In total we had around 12+ proficiencies which were either not covered at all or covered fairly poorly. So we tended to fail those checks most of the time even thought they ended up becoming fairly prominent in the campaign. I am trying to avoid that situation, if the other players again make focused combat machines.
And this is precisely why I made my first skill monkey for 5E, to make sure everything was covered. At first I avoided the more common skills because I knew other PCs would cover things, focusing more on the skills we weren't likely to need immediately.
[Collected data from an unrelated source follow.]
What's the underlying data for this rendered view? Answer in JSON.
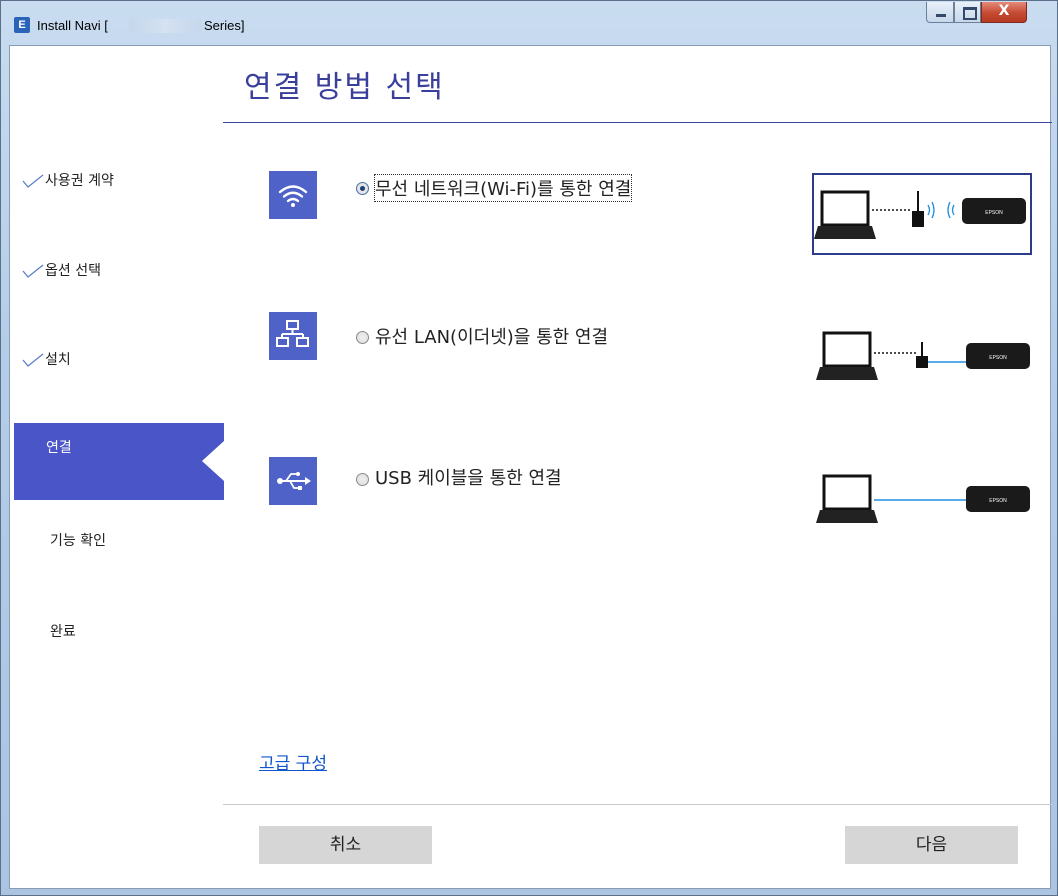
{
  "window": {
    "title_prefix": "Install Navi [",
    "title_suffix": "Series]",
    "app_icon": "E",
    "close_glyph": "X"
  },
  "page_title": "연결 방법 선택",
  "sidebar": {
    "items": [
      {
        "label": "사용권 계약",
        "state": "done"
      },
      {
        "label": "옵션 선택",
        "state": "done"
      },
      {
        "label": "설치",
        "state": "done"
      },
      {
        "label": "연결",
        "state": "active"
      },
      {
        "label": "기능 확인",
        "state": "pending"
      },
      {
        "label": "완료",
        "state": "pending"
      }
    ]
  },
  "options": [
    {
      "label": "무선 네트워크(Wi-Fi)를 통한 연결",
      "selected": true,
      "icon": "wifi-icon"
    },
    {
      "label": "유선 LAN(이더넷)을 통한 연결",
      "selected": false,
      "icon": "network-icon"
    },
    {
      "label": "USB 케이블을 통한 연결",
      "selected": false,
      "icon": "usb-icon"
    }
  ],
  "printer_brand": "EPSON",
  "advanced_link": "고급 구성",
  "buttons": {
    "cancel": "취소",
    "next": "다음"
  },
  "colors": {
    "accent": "#4a56c7",
    "icon_bg": "#4f62c8",
    "title": "#3b3f9c",
    "link": "#1155cc",
    "cable": "#1e8fe0"
  }
}
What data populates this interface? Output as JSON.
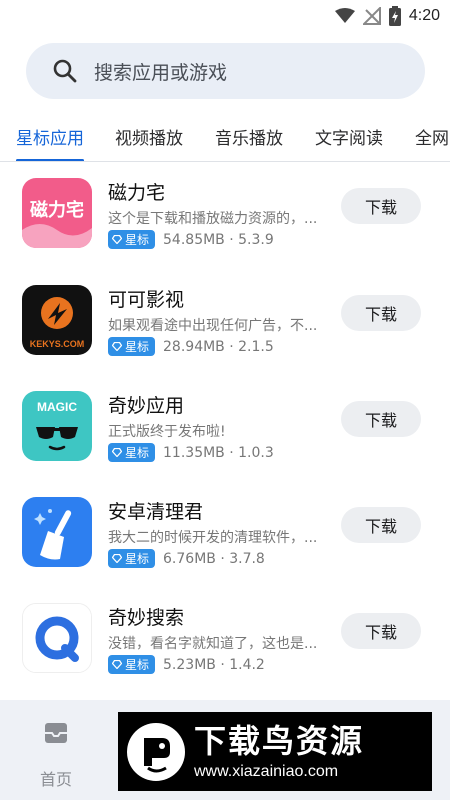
{
  "status_bar": {
    "time": "4:20",
    "icons": [
      "wifi-icon",
      "signal-off-icon",
      "battery-charging-icon"
    ]
  },
  "search": {
    "placeholder": "搜索应用或游戏",
    "icon": "search-icon"
  },
  "tabs": [
    {
      "label": "星标应用",
      "active": true
    },
    {
      "label": "视频播放",
      "active": false
    },
    {
      "label": "音乐播放",
      "active": false
    },
    {
      "label": "文字阅读",
      "active": false
    },
    {
      "label": "全网",
      "active": false
    }
  ],
  "apps": [
    {
      "name": "磁力宅",
      "desc": "这个是下载和播放磁力资源的，...",
      "badge": "星标",
      "meta": "54.85MB · 5.3.9",
      "button": "下载",
      "icon": "cilizhai-app-icon",
      "icon_text": "磁力宅"
    },
    {
      "name": "可可影视",
      "desc": "如果观看途中出现任何广告，不...",
      "badge": "星标",
      "meta": "28.94MB · 2.1.5",
      "button": "下载",
      "icon": "kekys-app-icon",
      "icon_text": "KEKYS.COM"
    },
    {
      "name": "奇妙应用",
      "desc": "正式版终于发布啦!",
      "badge": "星标",
      "meta": "11.35MB · 1.0.3",
      "button": "下载",
      "icon": "magic-app-icon",
      "icon_text": "MAGIC"
    },
    {
      "name": "安卓清理君",
      "desc": "我大二的时候开发的清理软件，...",
      "badge": "星标",
      "meta": "6.76MB · 3.7.8",
      "button": "下载",
      "icon": "broom-app-icon"
    },
    {
      "name": "奇妙搜索",
      "desc": "没错，看名字就知道了，这也是...",
      "badge": "星标",
      "meta": "5.23MB · 1.4.2",
      "button": "下载",
      "icon": "search-q-app-icon"
    }
  ],
  "bottom_nav": {
    "home_label": "首页",
    "home_icon": "inbox-icon"
  },
  "watermark": {
    "title": "下载鸟资源",
    "url": "www.xiazainiao.com"
  },
  "colors": {
    "accent": "#1565d8",
    "badge": "#2f8fe6",
    "search_bg": "#e9eef6",
    "button_bg": "#eceef1"
  }
}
In more combat-focused games, skills like Religion, Nature, and History are rarely needed (IME Arcana can still be used though).

Ranking the skills in how often they are taken (5 = most often, 1 = least often), this is probably how they pan out:

5: Athletics
5: Perception
5: Stealth

4: Arcana
4: Medicine
4: Survival

3: Acrobatics
3: Deception
3: Insight
3: Intimidation
3: Investigation
3: Persuasion

2: Animal Handling
2: Performance
2: Sleight of Hand

1: History
1: Nature
1: Religion

I'm sure others have different lists/priorities, but those are where I see them.